Среди других новостей, доставленных Лидусей и ее матерью, были обнадеживающие: мамонтовцы, настигаемые подвижными частями Красной Армии, в ближайшие часы должны были покинуть город. Передовые наши отряды, кажется, уже вступили в город Козлов.
Действительно, рано утром 20 августа тамбовчане проснулись уже в оставленном белоказаками городе. Я вернулся в госпиталь вместе с Лидусей. Наши потери оказались небольшие: один командир батальона и два политработника. Что с ними случилось, благополучно ли они бежали из города, вернулись ли в свои части или были схвачены белогвардейцами и расстреляны - оставалось неизвестным.
Всего сутки я пробыл еще в Тамбовском госпитале. [113]
Хотелось как можно скорее вернуться
Строго говоря, я не считал, что побывал в плену, все свелось лишь к тому, что я оказался в городе, занятом врагом. По моему глубокому убеждению, в плену и нельзя было оказаться. Каждый из нас, будь то партийный работник или комсомолец, командир или политработник, как, впрочем, и большинство рядовых красноармейцев, накрепко связавших свою судьбу с революцией, жили и боролись под лозунгом «Смерть или победа!». Я твердо знал, что живым, способным стрелять хотя бы с одной рукой, к врагу я не попаду никогда. Неписаный закон тех давних героических лет приказывал нам беречь последнюю пулю или гранату, как самую дорогую, для себя.
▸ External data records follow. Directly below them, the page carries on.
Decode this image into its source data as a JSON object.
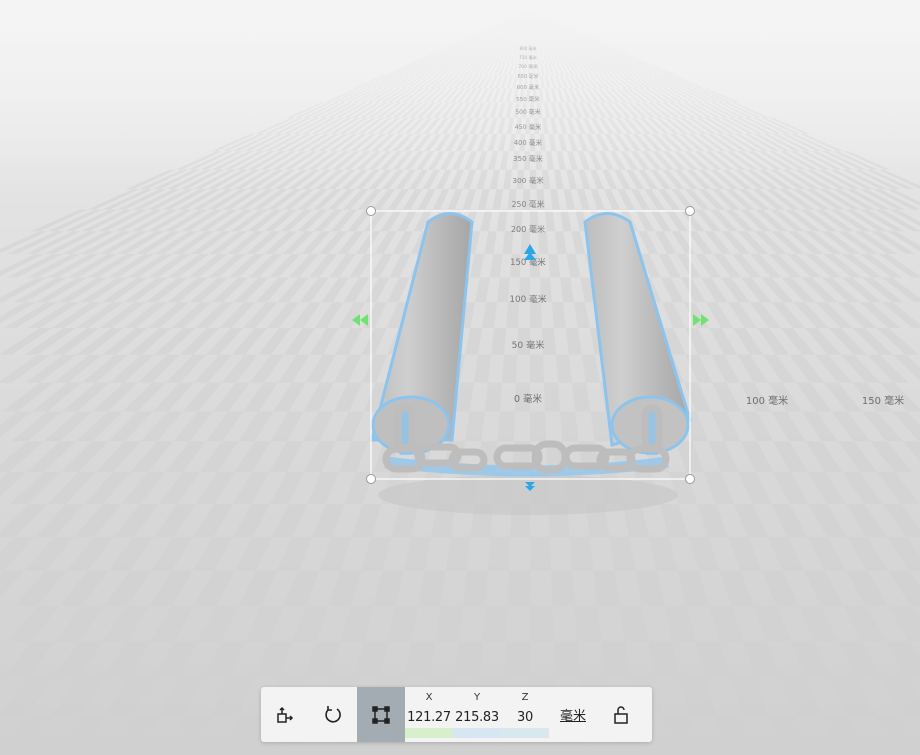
{
  "scene": {
    "ruler_vertical": [
      "0 毫米",
      "50 毫米",
      "100 毫米",
      "150 毫米",
      "200 毫米",
      "250 毫米",
      "300 毫米",
      "350 毫米",
      "400 毫米",
      "450 毫米",
      "500 毫米",
      "550 毫米",
      "600 毫米",
      "650 毫米",
      "700 毫米",
      "750 毫米",
      "800 毫米"
    ],
    "ruler_horizontal": [
      "100 毫米",
      "150 毫米"
    ],
    "model_name": "chain-with-two-cylinders",
    "colors": {
      "selection_outline": "#8cc4ee",
      "move_arrow_blue": "#2aa7e6",
      "move_arrow_green": "#6fe36f"
    }
  },
  "toolbar": {
    "icons": [
      "move-icon",
      "rotate-icon",
      "scale-icon",
      "lock-icon"
    ],
    "active_tool": "scale",
    "x": {
      "axis": "X",
      "value": "121.27",
      "color": "#d8efcc"
    },
    "y": {
      "axis": "Y",
      "value": "215.83",
      "color": "#d7e6f2"
    },
    "z": {
      "axis": "Z",
      "value": "30",
      "color": "#d9e7ef"
    },
    "unit": "毫米"
  }
}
Утром 25 августа, не воспользовавшись положенным мне отпуском и даже не дождавшись оформления всех медицинских и проездных документов, необходимых для возвращения в дивизию, я покинул Тамбов. Помог мне военный комендант вокзала, который после всего пережитого мое комиссарское удостоверение посчитал чуть ли не за правительственный мандат и отправил меня на Балашов с железнодорожной ремонтной «летучкой».
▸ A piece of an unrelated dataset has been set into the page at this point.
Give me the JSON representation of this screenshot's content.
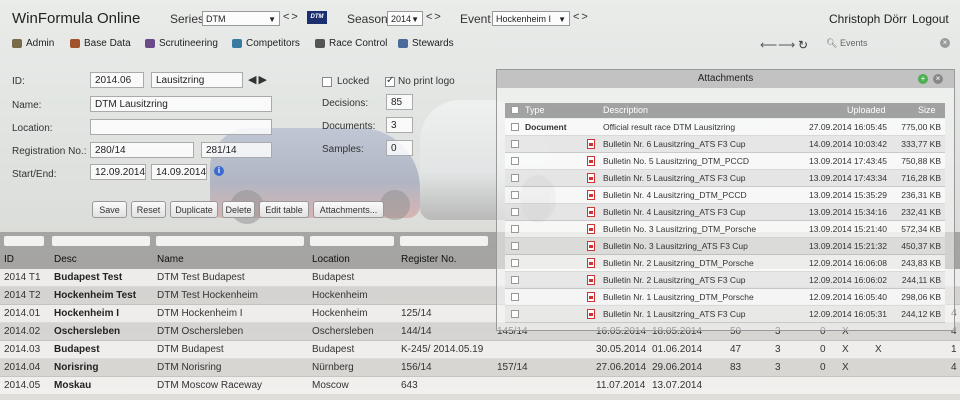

Как полагается, были и провожавшие - верный товарищ Сашук Неверов и Лидуся, которая специально для этого отпросилась с работы. С тяжелым сердцем, со слезами провожала меня милая, чудесная спасительница. Все говорило о том, что восемнадцатилетний комиссар Коля Соколов пришелся ей по душе…
До станции Балашов мы добрались только поздним вечером. Какие-то двести верст та «летучка» кое-как одолела за двенадцать часов. По пути я приобщался к железнодорожному ремонтному делу и слышал разного рода слухи и небылицы. Среди них - продвижение мамонтовцев на Москву и восстание корпуса Миронова, на который мы могли якобы натолкнуться в любую минуту. Вполне естественно, что мне в свою очередь пришлось рассказать о разгуле и бесчинствах мамонтовцев в Тамбове. [114]
Правда о Миронове
Что касается восставших мироновцев, по правде говоря, я совершенно не допускал возможности внезапной измены самого Миронова, одного из прославленных руководителей красного казачества на Северном Дону. На долгие годы несправедливо вычеркнутый из истории Отечества, Филипп Кузьмич Миронов оставался и жил в памяти и сердцах людей, трудового казачества Дона, за лучшую долю которых он и отдал свою жизнь…
Не легенды, а быль о казаке Миронове передавалась нам с первых дней прибытия в донские края. Потом-то мы и сами были свидетелями его боевых дел. Перо добросовестного исследователя, надеюсь, еще восстановит малоизвестные страницы былого, истории наших грозных битв за светлое будущее. Мой долг скромнее - рассказать о том, чему свидетелем и очевидцем был сам, что годы спустя - при работе над воспоминаниями - удалось отыскать в архивах.
* * *
Итак, Филипп Кузьмич Миронов родился в 1872 году в станице Усть-Медведицкой. Окончил он Новочеркасское юнкерское военное училище, а затем участвовал в русско-японской войне. Война эта, вскрыв гниль государственного режима, пробудила народ. Старому порядку, несмотря на его судорожные усилия, уже было не спастись от катастрофы - надвигающейся революции. Активное участие в революционном движении русского рабочего класса приняло и трудовое казачество Дона.